The Albany Pine Bush Preserve Commission has been awarded a $143,289 grant, from the federal Fish and Wildlife Service. The funds will be used "for habitat restoration and the preservation of private land, specifically to promote and expand the habitat for the Karner blue butterfly," said Christopher Hawver, the commission’s executive director.
The Karner blue butterfly is listed by the federal government as an endangered species. A viable population of the Karner blue is 3,000, scientists say. In 2004, there were barely 1,000 in the entire Pine Bush, down from 65,000 in 1980, and millions in the 1940s.
The Karner blue eats the blue lupine, a perennial in the pea family. The survival of the Karner blue is directly linked to the lupine. Lupine plants thrive in sunlight and open meadowy fields, and, with more and more area development, lupine land is destroyed.
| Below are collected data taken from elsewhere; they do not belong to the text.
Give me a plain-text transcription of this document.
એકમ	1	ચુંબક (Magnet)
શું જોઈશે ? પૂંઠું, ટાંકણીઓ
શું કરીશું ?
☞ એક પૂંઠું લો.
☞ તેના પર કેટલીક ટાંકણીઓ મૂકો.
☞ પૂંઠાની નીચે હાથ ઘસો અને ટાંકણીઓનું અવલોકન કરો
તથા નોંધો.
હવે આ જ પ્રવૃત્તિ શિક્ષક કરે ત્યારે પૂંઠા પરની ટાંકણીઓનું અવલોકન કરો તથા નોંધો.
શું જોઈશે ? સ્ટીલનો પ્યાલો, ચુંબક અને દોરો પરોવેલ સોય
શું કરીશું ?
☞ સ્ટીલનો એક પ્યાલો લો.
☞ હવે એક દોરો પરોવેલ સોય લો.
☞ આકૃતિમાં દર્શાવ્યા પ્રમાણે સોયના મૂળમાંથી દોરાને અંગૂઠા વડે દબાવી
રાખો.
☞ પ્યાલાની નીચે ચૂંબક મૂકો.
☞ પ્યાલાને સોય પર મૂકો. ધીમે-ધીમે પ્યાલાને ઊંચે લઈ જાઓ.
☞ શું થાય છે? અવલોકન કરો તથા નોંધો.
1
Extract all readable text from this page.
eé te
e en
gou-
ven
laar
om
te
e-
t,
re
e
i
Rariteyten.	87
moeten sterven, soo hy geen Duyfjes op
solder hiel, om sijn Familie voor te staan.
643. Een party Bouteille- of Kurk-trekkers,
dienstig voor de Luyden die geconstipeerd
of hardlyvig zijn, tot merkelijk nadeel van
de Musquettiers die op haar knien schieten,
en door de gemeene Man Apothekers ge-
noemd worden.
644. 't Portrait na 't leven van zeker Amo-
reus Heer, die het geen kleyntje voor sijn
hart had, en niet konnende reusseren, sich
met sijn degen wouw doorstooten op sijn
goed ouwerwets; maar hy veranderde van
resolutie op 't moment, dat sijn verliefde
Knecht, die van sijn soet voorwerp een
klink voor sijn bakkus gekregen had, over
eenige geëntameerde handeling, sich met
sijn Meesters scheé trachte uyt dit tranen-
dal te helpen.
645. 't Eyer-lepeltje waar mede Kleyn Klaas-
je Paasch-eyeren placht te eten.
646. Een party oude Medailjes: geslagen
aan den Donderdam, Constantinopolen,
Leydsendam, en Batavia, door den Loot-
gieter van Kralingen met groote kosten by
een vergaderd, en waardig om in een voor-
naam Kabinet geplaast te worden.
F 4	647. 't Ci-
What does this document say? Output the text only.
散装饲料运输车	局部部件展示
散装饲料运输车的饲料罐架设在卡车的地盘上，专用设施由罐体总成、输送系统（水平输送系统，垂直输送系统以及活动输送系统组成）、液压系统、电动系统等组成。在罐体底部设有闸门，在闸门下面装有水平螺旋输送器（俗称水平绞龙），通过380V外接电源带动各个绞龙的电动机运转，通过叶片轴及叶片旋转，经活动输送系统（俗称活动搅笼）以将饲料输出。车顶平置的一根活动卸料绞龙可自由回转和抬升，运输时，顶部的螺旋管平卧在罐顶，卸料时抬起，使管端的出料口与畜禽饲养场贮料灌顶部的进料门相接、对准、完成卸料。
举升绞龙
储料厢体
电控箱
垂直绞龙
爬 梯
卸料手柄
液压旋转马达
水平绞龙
For the past few years, the preserve commission, an inter-municipal agency, has been aggressively working toward conserving the Pine Bush, a rare inland pine barren. With the help of the states Department of Environmental Conservation, the federal Fish and Wildlife Service, and two private not-for-profit organizations the Wilton Wildlife Preservation Park and The Nature Conservancy 200 acres have so far been restored, Hawver said.
"It’s a big partnership between all of us. We all work together on this," he told The Enterprise. "It’s a joint effort that we’ve been working hard on for a long time."
With the latest grant, trees, like the black locust, will be removed from 30 acres of land, he said. The black locust is a non-native, invasive tree that pushes out native plants that the Karner blue needs to survive, he said.
Then, native plants, grasses, and shrubs will be added to the area, Hawver said.
"It’s going to be more like an open prairie, like in the Midwest," Hawver said.
He expects the latest project to happen off of Kings Road, near the border between the towns of Colonie and Guilderland. Work will most likely begin next year, he said.
"Thirty contiguous acres is really significant," Hawver said. "We’re thrilled. Without the help from the grant, in no way would we be able to do what we do."
The work, he said, "is expensive but worthwhile." For example, it costs $4,800 to remove black locusts from one acre, he said.
"It really works," Hawver said. "We can see there are actual changes in the area where there were no butterflies before."